Dr. Rajiv Gandhi is an Associate Professor of Computer Science at the Rutgers University-Camden. He also teaches at the University of Pennsylvania. He received his Ph.D. in Computer Science in 2003 from the University of Maryland, College Park. His research interests lie in the broad area of theoretical computer science. Specifically, he is interested in approximation and randomized algorithms. He is a passionate educator who loves working with students with diverse backgrounds, helping them achieve their potential. He has been the recipient of several teaching excellence awards, including the Warren I. Susman award for teaching excellence at Rutgers University in 2014. He also received the Chancellor’s award for Civic Engagement at Rutgers-Camden in 2013. He was a Fulbright Fellow from Jan-June 2011, during which he worked with students in Mumbai, India, and has continued to do so.
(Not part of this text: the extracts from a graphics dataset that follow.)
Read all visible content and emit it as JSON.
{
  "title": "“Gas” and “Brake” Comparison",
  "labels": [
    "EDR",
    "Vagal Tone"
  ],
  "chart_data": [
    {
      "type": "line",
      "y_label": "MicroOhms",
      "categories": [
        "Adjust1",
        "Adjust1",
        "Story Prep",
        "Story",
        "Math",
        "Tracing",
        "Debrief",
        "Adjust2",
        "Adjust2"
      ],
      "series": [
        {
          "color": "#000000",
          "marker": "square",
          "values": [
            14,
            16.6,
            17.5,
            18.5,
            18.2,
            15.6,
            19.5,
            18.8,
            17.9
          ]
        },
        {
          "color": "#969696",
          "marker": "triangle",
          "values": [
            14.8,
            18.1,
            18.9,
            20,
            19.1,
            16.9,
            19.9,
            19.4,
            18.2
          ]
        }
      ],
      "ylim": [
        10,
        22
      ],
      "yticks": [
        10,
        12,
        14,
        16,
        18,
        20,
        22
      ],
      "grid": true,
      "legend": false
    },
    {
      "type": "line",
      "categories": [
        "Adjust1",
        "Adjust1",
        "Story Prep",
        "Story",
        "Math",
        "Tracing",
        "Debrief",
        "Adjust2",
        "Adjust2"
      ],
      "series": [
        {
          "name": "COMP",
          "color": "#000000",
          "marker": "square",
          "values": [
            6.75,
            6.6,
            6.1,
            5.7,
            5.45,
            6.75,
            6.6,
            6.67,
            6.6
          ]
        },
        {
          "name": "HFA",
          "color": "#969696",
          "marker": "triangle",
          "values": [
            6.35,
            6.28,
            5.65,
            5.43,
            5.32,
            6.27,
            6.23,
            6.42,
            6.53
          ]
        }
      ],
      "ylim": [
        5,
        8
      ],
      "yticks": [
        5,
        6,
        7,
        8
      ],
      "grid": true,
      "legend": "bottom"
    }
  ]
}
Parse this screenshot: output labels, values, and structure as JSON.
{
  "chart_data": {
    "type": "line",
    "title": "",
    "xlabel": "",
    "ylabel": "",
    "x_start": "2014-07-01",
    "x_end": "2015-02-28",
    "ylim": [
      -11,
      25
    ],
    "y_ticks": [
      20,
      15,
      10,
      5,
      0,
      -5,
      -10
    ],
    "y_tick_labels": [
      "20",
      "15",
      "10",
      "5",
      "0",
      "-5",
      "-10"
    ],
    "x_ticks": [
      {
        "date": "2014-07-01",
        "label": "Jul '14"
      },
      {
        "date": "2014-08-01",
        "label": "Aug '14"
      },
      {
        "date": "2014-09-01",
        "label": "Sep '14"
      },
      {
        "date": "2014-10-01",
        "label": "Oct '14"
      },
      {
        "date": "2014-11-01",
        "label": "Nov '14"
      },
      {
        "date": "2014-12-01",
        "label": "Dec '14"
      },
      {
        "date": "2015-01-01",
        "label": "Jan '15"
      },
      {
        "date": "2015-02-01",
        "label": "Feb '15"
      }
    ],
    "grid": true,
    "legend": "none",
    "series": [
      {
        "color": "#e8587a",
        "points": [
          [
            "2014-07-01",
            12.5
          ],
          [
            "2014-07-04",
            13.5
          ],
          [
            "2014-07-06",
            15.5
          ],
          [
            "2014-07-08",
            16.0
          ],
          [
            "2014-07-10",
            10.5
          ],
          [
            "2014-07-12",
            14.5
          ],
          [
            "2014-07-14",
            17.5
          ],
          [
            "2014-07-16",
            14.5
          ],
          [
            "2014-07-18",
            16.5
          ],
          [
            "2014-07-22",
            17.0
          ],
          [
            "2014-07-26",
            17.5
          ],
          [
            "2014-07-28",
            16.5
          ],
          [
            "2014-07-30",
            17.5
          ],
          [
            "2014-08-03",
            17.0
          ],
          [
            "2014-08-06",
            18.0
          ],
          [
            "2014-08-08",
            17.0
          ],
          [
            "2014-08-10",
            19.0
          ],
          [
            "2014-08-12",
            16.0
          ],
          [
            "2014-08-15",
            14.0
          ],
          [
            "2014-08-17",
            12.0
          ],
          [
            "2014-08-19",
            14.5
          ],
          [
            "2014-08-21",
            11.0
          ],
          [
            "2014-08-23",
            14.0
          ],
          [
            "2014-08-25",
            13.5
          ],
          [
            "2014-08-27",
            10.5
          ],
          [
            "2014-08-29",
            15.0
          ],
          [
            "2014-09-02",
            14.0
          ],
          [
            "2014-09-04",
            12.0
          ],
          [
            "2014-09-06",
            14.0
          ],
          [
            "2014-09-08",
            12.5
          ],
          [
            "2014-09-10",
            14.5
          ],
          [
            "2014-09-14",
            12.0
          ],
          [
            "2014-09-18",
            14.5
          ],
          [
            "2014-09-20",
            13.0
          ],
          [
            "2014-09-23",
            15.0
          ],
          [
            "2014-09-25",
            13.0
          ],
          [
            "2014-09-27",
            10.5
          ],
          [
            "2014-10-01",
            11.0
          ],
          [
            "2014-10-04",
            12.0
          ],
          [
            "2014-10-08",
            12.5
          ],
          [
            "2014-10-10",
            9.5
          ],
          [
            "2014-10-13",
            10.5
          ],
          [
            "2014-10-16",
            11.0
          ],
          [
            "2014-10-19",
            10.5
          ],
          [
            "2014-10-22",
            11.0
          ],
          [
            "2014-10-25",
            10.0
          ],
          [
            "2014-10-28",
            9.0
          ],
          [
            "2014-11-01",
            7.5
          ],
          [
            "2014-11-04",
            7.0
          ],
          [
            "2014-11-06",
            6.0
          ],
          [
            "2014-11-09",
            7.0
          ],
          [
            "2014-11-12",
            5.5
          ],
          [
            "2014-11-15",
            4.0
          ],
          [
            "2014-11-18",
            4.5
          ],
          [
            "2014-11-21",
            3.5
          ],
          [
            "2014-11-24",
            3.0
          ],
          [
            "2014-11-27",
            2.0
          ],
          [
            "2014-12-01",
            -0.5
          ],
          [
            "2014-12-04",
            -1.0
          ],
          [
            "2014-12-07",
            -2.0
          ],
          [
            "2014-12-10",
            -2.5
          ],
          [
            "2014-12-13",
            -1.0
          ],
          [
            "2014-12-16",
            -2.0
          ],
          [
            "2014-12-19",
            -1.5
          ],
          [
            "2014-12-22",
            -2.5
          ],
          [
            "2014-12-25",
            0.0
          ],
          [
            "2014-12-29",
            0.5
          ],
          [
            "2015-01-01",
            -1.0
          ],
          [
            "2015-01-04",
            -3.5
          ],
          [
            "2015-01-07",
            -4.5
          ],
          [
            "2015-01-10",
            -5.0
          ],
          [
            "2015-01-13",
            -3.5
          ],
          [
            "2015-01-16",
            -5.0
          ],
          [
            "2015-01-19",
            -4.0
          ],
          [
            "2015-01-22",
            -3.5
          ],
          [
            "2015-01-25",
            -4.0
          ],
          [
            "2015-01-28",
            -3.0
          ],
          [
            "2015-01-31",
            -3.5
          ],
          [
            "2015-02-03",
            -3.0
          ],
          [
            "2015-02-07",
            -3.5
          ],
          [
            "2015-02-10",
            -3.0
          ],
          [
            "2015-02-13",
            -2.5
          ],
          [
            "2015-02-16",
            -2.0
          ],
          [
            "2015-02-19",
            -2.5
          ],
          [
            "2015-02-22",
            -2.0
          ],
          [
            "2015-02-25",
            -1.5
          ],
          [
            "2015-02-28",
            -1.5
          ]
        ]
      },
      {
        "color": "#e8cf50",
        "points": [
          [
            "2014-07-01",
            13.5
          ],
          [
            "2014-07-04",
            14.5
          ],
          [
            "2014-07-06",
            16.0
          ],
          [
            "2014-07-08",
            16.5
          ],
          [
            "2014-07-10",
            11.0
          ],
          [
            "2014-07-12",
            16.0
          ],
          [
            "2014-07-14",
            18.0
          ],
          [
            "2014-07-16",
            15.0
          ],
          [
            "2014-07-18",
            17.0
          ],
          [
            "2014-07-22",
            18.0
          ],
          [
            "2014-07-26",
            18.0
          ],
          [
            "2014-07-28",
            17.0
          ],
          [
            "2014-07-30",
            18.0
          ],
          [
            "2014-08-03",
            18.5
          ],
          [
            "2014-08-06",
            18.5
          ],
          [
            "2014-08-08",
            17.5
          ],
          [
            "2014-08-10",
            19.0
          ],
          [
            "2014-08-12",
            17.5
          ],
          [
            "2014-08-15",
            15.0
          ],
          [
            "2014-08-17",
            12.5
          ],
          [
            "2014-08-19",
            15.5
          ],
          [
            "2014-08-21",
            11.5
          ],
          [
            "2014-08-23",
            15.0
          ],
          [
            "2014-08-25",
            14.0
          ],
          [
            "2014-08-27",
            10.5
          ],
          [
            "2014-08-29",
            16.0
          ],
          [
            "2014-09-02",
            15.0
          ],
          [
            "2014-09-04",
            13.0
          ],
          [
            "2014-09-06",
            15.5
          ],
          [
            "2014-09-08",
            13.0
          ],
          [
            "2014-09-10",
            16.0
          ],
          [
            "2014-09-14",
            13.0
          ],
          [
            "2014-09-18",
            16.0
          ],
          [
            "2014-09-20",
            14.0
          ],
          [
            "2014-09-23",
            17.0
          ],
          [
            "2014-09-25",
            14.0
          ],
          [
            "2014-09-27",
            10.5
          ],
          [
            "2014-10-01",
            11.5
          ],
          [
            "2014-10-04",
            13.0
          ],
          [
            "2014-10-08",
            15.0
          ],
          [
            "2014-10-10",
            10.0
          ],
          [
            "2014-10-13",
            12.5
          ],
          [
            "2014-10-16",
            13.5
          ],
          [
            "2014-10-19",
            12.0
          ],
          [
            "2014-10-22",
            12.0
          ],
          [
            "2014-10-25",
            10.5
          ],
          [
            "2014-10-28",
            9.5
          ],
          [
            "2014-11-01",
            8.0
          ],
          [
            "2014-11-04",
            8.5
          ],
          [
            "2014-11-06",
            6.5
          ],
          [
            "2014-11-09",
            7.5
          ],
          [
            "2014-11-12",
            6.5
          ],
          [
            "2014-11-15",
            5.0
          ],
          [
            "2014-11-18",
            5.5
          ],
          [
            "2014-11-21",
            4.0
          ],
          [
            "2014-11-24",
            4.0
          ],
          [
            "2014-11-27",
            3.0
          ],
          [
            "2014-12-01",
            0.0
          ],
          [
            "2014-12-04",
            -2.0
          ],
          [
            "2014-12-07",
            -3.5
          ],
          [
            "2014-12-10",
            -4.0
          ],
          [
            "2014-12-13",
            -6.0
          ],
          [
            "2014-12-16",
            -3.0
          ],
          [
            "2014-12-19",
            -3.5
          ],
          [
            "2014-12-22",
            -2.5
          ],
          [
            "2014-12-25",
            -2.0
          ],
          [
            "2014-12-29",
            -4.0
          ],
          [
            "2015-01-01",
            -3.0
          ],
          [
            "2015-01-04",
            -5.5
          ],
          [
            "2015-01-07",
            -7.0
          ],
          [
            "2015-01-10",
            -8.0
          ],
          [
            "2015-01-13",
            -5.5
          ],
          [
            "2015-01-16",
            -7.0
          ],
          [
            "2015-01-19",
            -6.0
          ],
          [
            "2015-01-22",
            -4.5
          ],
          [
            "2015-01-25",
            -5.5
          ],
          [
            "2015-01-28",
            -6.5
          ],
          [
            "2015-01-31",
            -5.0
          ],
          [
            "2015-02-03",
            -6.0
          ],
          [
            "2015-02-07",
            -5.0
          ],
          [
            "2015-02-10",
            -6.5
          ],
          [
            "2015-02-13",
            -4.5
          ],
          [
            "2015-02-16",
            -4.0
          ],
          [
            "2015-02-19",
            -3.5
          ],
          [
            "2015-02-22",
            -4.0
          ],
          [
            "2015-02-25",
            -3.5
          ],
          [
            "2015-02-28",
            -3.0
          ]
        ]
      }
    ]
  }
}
Since 2009, he has also been working with high school students as part of the Program in Algorithmic and Combinatorial Thinking (http://algorithmicthinking.org).
Ms. Carolyn O’Donnell is a professionally certified Florida English and Social Science educator, who earned a Bachelor of Arts from Cornell University in 2002. Her studies focused in English literature and biological genetic sciences. Upon garnering a teaching position in Florida’s public schools, Carolyn realized she had talents in developing curricula, training colleagues in educational leadership, and coaching students in writing, reading, and test taking strategies. Also at that time, she sought out her own teachers to learn self-reflection practices that would give her the courage to live a more impassioned, conscious life. Carolyn began traveling, and has since visited 30 countries; she learned the art of photography, made meditation and conscious living a priority, and pursued poetry writing. Inside and outside the school classroom, Carolyn creates lessons for adults and students, so that they too can realize their own infinitely powerful potential; her interdisciplinary lessons based in philosophy, emotional intelligence, cultural studies, and literary and scientific disciplines, inspire students to enact their knowledge: they too have the courage to move forward and make their dreams living. Carolyn is pursuing a Masters of Arts in English Literature through Middlebury College. She continues to write poems, publish essays, and travel with the understanding that the external world is a reflection of her internal world.